张巧儿如蒙大赦,快步走过来抱走皇子去里屋喂奶,心想这次一定要忍住不能再下手拧他的屁股。
就在孩子交接的一刹那,上官清留意到张巧儿手腕上的镯子,质地细腻滋润,光泽莹透纯净,是绝佳的白玉镯子。
张巧儿见皇后盯着自已的镯子看,连忙解释道:“娘娘,这镯子是明月公主赏赐给奴婢的,奴婢下贱,也不知能否承受此物。”
上官清道:“既然是公主赏赐,你就好生保管,闲话少说,快些去喂养稷儿。”
“是,娘娘。

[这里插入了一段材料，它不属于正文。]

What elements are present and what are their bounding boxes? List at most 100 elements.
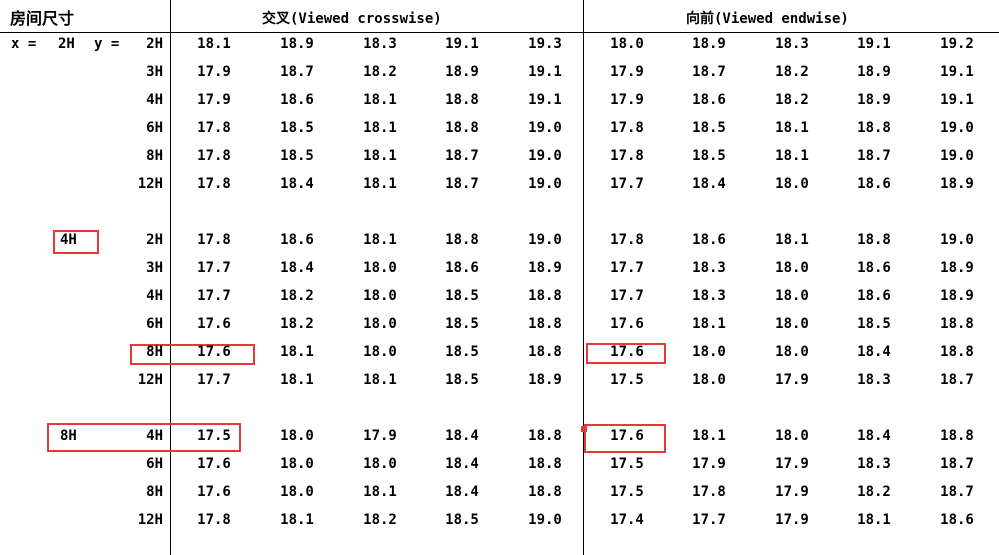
crosswise-value: 19.0 <box>528 120 562 136</box>
crosswise-value: 18.8 <box>528 344 562 360</box>
crosswise-value: 18.5 <box>280 148 314 164</box>
crosswise-value: 18.0 <box>363 260 397 276</box>
crosswise-value: 18.4 <box>280 260 314 276</box>
endwise-value: 17.4 <box>610 512 644 528</box>
crosswise-value: 18.2 <box>280 316 314 332</box>
endwise-value: 18.9 <box>940 288 974 304</box>
crosswise-value: 18.4 <box>445 428 479 444</box>
y-value: 2H <box>146 232 163 248</box>
endwise-value: 18.1 <box>775 120 809 136</box>
crosswise-value: 18.0 <box>363 316 397 332</box>
y-value: 12H <box>137 512 163 528</box>
crosswise-value: 18.8 <box>445 120 479 136</box>
crosswise-value: 18.5 <box>445 512 479 528</box>
highlight-4h-8h-endwise <box>586 343 666 364</box>
endwise-value: 17.5 <box>610 456 644 472</box>
divider-crosswise-endwise <box>583 0 584 555</box>
endwise-value: 17.6 <box>610 316 644 332</box>
crosswise-value: 17.6 <box>197 344 231 360</box>
crosswise-value: 17.5 <box>197 428 231 444</box>
endwise-value: 18.0 <box>610 36 644 52</box>
endwise-value: 18.0 <box>775 344 809 360</box>
x-value: 2H <box>58 36 75 52</box>
crosswise-value: 18.6 <box>280 232 314 248</box>
crosswise-value: 18.9 <box>280 36 314 52</box>
endwise-value: 18.6 <box>692 92 726 108</box>
endwise-value: 17.9 <box>775 512 809 528</box>
endwise-value: 17.9 <box>775 372 809 388</box>
crosswise-value: 18.1 <box>197 36 231 52</box>
endwise-value: 18.7 <box>857 148 891 164</box>
endwise-value: 19.0 <box>940 232 974 248</box>
header-endwise: 向前(Viewed endwise) <box>686 11 849 27</box>
crosswise-value: 18.7 <box>445 148 479 164</box>
crosswise-value: 17.8 <box>197 512 231 528</box>
x-prefix: x = <box>11 36 37 52</box>
endwise-value: 18.0 <box>692 372 726 388</box>
endwise-value: 17.7 <box>610 260 644 276</box>
endwise-value: 18.6 <box>692 232 726 248</box>
endwise-value: 18.0 <box>775 260 809 276</box>
crosswise-value: 17.6 <box>197 484 231 500</box>
endwise-value: 18.1 <box>775 148 809 164</box>
endwise-value: 19.1 <box>940 92 974 108</box>
crosswise-value: 18.7 <box>445 176 479 192</box>
endwise-value: 17.9 <box>775 484 809 500</box>
endwise-value: 17.5 <box>610 372 644 388</box>
crosswise-value: 18.7 <box>280 64 314 80</box>
endwise-value: 18.2 <box>775 92 809 108</box>
endwise-value: 18.9 <box>692 36 726 52</box>
crosswise-value: 18.6 <box>445 260 479 276</box>
y-value: 8H <box>146 148 163 164</box>
crosswise-value: 18.2 <box>363 64 397 80</box>
crosswise-value: 18.8 <box>528 288 562 304</box>
endwise-value: 18.0 <box>775 316 809 332</box>
crosswise-value: 18.1 <box>363 484 397 500</box>
endwise-value: 17.7 <box>610 176 644 192</box>
endwise-value: 19.2 <box>940 36 974 52</box>
endwise-value: 18.7 <box>940 372 974 388</box>
y-prefix: y = <box>94 36 120 52</box>
endwise-value: 17.8 <box>610 120 644 136</box>
endwise-value: 18.5 <box>692 148 726 164</box>
crosswise-value: 18.8 <box>528 484 562 500</box>
endwise-value: 18.9 <box>857 64 891 80</box>
highlight-8h-4h-endwise <box>584 424 666 453</box>
highlight-x-4h <box>53 230 99 254</box>
highlight-8h-4h-crosswise <box>47 423 241 452</box>
endwise-value: 18.0 <box>775 288 809 304</box>
crosswise-value: 18.8 <box>528 428 562 444</box>
crosswise-value: 17.9 <box>363 428 397 444</box>
crosswise-value: 18.5 <box>445 316 479 332</box>
crosswise-value: 18.1 <box>363 148 397 164</box>
crosswise-value: 18.1 <box>280 372 314 388</box>
crosswise-value: 17.8 <box>197 148 231 164</box>
crosswise-value: 18.1 <box>363 92 397 108</box>
y-value: 3H <box>146 260 163 276</box>
endwise-value: 18.0 <box>775 176 809 192</box>
crosswise-value: 18.6 <box>280 92 314 108</box>
crosswise-value: 18.1 <box>280 512 314 528</box>
endwise-value: 18.8 <box>857 120 891 136</box>
endwise-value: 18.7 <box>940 484 974 500</box>
endwise-value: 18.3 <box>692 260 726 276</box>
crosswise-value: 17.7 <box>197 372 231 388</box>
endwise-value: 17.5 <box>610 484 644 500</box>
crosswise-value: 18.1 <box>363 372 397 388</box>
endwise-value: 17.8 <box>610 232 644 248</box>
x-value: 8H <box>60 428 77 444</box>
endwise-value: 18.3 <box>857 456 891 472</box>
crosswise-value: 17.7 <box>197 260 231 276</box>
crosswise-value: 19.1 <box>528 64 562 80</box>
endwise-value: 18.3 <box>857 372 891 388</box>
endwise-value: 18.4 <box>857 428 891 444</box>
endwise-value: 17.6 <box>610 344 644 360</box>
endwise-value: 18.1 <box>775 232 809 248</box>
endwise-value: 18.2 <box>775 64 809 80</box>
crosswise-value: 18.8 <box>445 92 479 108</box>
endwise-value: 18.7 <box>692 64 726 80</box>
endwise-value: 18.9 <box>940 260 974 276</box>
endwise-value: 17.6 <box>610 428 644 444</box>
header-room-size: 房间尺寸 <box>10 9 75 28</box>
y-value: 3H <box>146 64 163 80</box>
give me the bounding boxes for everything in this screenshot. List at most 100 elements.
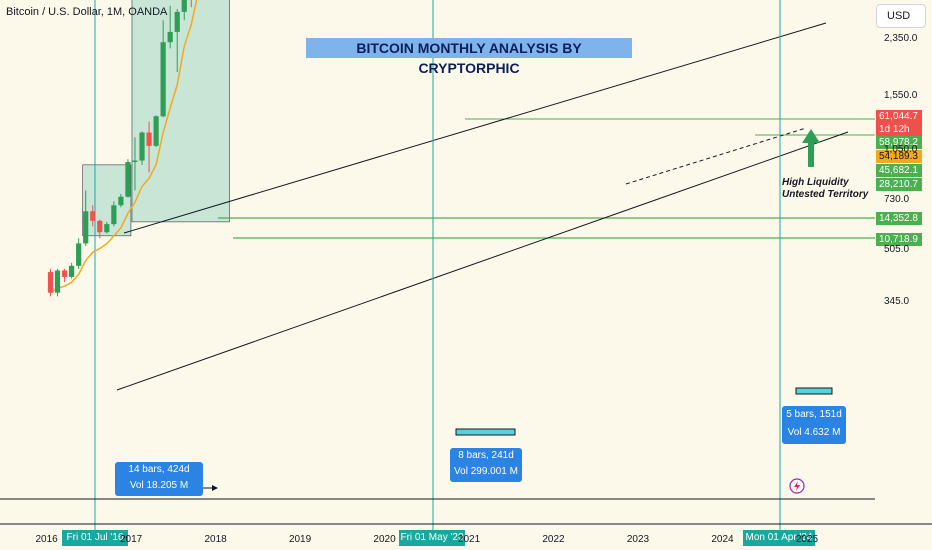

”张巧儿悄悄松了一口气,看来这乾心殿真的不能久留了。
等张巧儿喂完孩子出来,就听上官清大声道:“碧草,你从实招来,皇子的伤是不是你下的手?”
碧草原先是燕王府里伺候上官清的丫鬟,后来被带进了宫。
“娘娘,冤枉啊,奴婢就是有天大的胆子也不敢动小皇子。”碧草跪在地上,不知是汗水还是泪水打湿了头发,一缕一缕的贴在脸上,抖如筛糠。
上官清道:“原先在燕王府时,你仗着是王府大丫鬟,屡次对本宫不敬,现在更是趁机伤害稷儿,报复本宫。你说冤枉你,为何众人写的名字几乎都是你!”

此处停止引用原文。